Margaret’s message for Sunday 20th October

A story:

It was winter and the snow was falling steadily.  A tiny mouse crept out of his hole for a break in his long sleep.  He looked around, twitching his whiskers when a tiny voice asked, “Hello, little mouse. Can’t you sleep?”  Looking around, the mouse spotted a tiny bird on a bare branch overhead. “Hello, Jenny Wren”, he replied.  “I just came up for a breath of air before going back to sleep.”  It was so good to find company, that they sat and watched the falling snow, until the mouse suddenly asked, “How much do you think a snowflake weighs?” “A snowflake? Almost nothing,” the wren replied “In any case how do you weigh a snowflake?”

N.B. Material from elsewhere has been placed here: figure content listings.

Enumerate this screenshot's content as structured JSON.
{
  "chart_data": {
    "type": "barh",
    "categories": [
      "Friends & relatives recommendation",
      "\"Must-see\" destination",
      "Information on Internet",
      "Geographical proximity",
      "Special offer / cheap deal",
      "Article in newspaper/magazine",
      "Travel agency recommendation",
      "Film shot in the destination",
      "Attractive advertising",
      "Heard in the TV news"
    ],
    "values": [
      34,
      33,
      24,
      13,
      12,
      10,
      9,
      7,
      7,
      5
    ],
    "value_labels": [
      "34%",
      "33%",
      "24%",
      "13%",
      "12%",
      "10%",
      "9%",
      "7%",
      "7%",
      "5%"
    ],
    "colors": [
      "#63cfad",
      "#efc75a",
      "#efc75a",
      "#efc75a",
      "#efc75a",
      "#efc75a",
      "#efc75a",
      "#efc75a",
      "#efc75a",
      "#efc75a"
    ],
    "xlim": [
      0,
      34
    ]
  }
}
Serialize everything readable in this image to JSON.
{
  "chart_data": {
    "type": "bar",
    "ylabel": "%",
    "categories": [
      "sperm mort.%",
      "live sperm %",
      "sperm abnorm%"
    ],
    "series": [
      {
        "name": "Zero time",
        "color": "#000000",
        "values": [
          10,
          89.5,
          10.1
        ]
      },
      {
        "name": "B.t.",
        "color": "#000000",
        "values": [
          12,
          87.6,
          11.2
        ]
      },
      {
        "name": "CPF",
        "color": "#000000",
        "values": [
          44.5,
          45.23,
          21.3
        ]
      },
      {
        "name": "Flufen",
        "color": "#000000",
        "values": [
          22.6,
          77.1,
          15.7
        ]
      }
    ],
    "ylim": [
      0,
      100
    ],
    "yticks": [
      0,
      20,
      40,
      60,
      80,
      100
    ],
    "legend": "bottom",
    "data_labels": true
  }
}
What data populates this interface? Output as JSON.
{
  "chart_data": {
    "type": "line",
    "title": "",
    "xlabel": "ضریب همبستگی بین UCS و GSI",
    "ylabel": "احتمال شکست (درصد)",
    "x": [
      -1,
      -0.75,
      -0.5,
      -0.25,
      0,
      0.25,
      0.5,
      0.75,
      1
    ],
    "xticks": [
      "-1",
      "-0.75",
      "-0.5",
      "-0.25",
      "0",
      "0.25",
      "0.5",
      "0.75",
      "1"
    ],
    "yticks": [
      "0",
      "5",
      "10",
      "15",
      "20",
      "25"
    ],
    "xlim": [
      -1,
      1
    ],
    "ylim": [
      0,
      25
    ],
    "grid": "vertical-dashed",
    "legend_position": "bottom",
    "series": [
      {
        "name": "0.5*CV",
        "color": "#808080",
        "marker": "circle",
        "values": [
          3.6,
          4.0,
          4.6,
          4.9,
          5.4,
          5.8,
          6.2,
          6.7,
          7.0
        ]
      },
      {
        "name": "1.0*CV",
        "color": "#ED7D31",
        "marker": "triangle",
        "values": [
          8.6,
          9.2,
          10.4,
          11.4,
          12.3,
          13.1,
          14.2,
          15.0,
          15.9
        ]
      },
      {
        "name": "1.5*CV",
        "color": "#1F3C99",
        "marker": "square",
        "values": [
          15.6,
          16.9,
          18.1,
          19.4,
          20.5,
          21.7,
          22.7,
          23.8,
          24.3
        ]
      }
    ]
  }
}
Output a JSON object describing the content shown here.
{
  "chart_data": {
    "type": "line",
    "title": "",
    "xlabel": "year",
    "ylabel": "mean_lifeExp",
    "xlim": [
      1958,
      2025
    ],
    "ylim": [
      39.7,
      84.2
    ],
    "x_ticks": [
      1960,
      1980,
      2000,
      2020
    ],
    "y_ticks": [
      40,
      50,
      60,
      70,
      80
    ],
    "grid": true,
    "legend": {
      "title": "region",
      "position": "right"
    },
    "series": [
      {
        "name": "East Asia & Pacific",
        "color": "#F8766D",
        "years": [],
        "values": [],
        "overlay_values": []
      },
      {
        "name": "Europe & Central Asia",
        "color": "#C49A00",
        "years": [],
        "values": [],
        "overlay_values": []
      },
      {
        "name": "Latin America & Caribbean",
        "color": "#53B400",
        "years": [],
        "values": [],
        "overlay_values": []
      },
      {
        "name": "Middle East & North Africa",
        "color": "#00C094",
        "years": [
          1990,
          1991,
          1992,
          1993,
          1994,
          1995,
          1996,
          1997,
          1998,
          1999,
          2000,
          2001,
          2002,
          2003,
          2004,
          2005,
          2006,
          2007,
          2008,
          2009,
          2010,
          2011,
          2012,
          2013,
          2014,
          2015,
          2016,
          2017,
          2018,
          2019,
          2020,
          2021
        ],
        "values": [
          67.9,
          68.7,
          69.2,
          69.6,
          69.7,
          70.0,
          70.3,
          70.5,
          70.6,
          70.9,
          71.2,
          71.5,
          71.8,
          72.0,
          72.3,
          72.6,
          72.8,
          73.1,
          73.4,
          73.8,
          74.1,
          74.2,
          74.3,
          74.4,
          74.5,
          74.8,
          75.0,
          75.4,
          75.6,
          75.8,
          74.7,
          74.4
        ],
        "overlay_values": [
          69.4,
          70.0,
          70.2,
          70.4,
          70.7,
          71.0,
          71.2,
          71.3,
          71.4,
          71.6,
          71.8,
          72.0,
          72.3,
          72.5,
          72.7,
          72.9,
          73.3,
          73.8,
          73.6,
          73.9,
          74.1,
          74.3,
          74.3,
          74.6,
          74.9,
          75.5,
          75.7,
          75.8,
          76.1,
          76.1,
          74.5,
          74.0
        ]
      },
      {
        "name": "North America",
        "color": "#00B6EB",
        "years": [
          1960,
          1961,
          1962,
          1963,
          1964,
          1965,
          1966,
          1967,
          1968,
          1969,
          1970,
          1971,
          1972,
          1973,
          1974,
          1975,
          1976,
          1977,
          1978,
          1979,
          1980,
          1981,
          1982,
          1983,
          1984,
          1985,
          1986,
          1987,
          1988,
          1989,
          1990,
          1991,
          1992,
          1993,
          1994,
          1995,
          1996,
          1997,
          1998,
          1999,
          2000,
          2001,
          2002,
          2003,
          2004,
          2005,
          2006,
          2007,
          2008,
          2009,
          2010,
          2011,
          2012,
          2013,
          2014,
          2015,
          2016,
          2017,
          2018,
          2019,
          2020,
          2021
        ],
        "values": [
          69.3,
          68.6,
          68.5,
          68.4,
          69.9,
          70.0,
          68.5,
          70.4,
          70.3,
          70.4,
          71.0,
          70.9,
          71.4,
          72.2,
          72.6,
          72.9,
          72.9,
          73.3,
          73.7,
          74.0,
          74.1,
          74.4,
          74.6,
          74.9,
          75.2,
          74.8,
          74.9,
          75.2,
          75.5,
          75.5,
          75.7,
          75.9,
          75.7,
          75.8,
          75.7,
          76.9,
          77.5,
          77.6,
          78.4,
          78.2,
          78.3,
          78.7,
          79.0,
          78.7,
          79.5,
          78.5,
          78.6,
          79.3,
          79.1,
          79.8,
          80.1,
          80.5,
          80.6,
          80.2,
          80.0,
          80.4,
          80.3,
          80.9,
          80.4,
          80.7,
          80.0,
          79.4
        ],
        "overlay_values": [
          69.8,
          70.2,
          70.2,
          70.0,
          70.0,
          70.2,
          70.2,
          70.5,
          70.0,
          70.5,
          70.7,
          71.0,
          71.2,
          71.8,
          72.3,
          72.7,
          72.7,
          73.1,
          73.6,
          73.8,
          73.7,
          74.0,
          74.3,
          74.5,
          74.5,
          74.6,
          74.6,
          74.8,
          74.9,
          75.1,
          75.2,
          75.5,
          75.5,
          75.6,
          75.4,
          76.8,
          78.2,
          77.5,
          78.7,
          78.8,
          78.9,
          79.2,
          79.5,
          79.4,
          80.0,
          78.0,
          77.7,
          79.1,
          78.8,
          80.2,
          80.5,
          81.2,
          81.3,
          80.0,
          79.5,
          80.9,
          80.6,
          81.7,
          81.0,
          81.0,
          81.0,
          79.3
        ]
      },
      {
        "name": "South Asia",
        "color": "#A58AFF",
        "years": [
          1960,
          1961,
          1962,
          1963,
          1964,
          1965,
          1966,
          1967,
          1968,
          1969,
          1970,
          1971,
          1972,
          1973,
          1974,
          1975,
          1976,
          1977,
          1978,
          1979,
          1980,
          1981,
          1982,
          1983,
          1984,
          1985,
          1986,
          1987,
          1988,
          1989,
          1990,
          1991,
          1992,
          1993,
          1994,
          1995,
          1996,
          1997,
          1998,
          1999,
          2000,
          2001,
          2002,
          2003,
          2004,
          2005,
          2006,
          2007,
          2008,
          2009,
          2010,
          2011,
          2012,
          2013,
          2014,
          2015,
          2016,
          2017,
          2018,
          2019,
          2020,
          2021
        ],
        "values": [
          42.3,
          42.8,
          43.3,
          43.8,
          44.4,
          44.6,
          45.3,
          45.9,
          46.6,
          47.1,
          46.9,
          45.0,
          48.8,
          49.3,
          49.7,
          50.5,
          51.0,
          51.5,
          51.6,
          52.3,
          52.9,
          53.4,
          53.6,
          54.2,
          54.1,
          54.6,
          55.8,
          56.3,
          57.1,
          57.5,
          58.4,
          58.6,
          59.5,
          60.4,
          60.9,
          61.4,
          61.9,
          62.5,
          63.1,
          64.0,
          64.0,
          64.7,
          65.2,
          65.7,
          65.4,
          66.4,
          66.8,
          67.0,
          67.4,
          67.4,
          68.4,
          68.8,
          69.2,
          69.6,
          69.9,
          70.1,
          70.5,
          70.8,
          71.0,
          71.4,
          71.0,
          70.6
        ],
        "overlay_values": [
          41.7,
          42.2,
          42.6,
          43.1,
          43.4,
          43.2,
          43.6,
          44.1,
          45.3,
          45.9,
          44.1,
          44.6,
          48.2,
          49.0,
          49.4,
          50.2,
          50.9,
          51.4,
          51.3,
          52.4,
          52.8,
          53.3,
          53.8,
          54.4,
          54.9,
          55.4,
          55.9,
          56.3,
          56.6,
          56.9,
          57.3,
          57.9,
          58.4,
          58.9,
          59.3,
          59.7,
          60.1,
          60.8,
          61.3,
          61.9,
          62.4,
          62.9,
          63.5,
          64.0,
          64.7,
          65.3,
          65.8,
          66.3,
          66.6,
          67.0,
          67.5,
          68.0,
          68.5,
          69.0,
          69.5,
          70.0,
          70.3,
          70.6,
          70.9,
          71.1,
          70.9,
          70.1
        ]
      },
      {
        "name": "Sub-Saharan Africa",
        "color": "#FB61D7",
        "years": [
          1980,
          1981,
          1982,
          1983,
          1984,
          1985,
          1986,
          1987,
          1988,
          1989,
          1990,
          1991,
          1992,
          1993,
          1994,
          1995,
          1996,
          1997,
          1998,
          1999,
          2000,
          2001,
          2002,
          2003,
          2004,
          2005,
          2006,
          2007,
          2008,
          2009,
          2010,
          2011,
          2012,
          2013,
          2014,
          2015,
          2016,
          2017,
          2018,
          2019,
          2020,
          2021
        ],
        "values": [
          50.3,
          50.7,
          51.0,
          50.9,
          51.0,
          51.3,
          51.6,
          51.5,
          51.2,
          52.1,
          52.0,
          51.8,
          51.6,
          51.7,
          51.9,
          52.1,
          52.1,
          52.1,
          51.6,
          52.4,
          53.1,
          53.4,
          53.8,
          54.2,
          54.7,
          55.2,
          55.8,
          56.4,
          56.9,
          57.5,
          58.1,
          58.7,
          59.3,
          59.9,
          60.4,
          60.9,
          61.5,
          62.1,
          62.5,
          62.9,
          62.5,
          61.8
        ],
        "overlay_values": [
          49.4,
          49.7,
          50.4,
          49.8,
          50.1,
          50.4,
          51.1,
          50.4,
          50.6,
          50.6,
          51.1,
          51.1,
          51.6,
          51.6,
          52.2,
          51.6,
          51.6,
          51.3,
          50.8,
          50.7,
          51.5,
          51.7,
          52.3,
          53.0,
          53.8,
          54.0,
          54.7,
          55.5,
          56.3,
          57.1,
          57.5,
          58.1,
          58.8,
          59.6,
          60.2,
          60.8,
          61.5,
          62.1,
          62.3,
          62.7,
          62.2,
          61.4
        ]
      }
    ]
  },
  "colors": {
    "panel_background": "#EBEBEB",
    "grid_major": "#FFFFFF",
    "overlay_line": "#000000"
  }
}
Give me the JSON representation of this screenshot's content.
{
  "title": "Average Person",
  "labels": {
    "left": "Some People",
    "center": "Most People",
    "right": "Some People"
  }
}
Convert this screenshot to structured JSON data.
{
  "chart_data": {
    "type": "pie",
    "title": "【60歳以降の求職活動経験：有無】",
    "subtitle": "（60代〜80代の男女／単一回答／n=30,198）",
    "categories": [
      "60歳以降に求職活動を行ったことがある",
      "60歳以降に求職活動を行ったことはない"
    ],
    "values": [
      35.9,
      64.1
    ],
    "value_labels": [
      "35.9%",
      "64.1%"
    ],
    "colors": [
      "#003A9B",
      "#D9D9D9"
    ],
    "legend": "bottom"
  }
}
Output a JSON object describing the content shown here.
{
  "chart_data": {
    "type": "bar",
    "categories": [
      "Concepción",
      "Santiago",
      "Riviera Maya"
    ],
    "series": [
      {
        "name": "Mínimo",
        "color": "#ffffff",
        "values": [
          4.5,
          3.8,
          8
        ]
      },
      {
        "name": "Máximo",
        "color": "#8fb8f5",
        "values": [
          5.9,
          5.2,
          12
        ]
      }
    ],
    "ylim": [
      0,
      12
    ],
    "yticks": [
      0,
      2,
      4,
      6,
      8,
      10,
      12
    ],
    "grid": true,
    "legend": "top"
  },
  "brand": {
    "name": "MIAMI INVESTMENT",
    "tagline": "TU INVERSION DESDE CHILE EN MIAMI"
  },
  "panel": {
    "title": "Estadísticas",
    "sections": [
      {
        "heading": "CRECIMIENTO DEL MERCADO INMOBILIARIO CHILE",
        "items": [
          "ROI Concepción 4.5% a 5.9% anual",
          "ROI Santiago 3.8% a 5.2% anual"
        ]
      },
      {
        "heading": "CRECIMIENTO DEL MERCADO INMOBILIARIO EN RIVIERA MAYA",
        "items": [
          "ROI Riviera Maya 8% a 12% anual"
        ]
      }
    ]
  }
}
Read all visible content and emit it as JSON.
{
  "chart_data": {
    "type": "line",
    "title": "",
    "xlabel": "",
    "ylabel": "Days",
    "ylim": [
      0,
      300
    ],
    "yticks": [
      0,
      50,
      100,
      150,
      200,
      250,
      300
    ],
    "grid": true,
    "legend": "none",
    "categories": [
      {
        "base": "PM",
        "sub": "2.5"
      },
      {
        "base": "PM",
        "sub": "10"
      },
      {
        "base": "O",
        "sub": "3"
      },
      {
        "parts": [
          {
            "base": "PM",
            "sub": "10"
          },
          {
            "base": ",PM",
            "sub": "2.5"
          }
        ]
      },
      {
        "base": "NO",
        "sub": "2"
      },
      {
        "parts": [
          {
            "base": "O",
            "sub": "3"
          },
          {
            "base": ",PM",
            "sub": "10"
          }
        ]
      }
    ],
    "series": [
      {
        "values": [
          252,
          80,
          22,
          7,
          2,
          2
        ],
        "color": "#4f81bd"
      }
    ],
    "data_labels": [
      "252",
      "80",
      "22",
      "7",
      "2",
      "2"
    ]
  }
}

“Oh, I disagree,” said the mouse.  “In fact, I can tell you that last winter I woke up and came out here for a breath of air, and sat watching and counting the snowflakes falling.  I watched them settling on branches and covering the pine needles . I counted as far as two million, four hundred and ninety-two thousand, three hundred and fifty-nine.  And then , when the very next snowflake fell and settled on the branch, the branch dropped to the ground and the snow fell off.  So you see, just that one snowflake weighed enough to make the branch sink and the snow to fall off.  So a snowflake does weigh something.  It does make a difference.”  The wren, who was very tiny and didn’t think she could make a difference to anything, pondered a long time over the mouse’s story.  “Perhaps,” she thought, “it really is true that just one little voice can make a difference”.

If the wren was correct, how can we use our little voices to make a difference?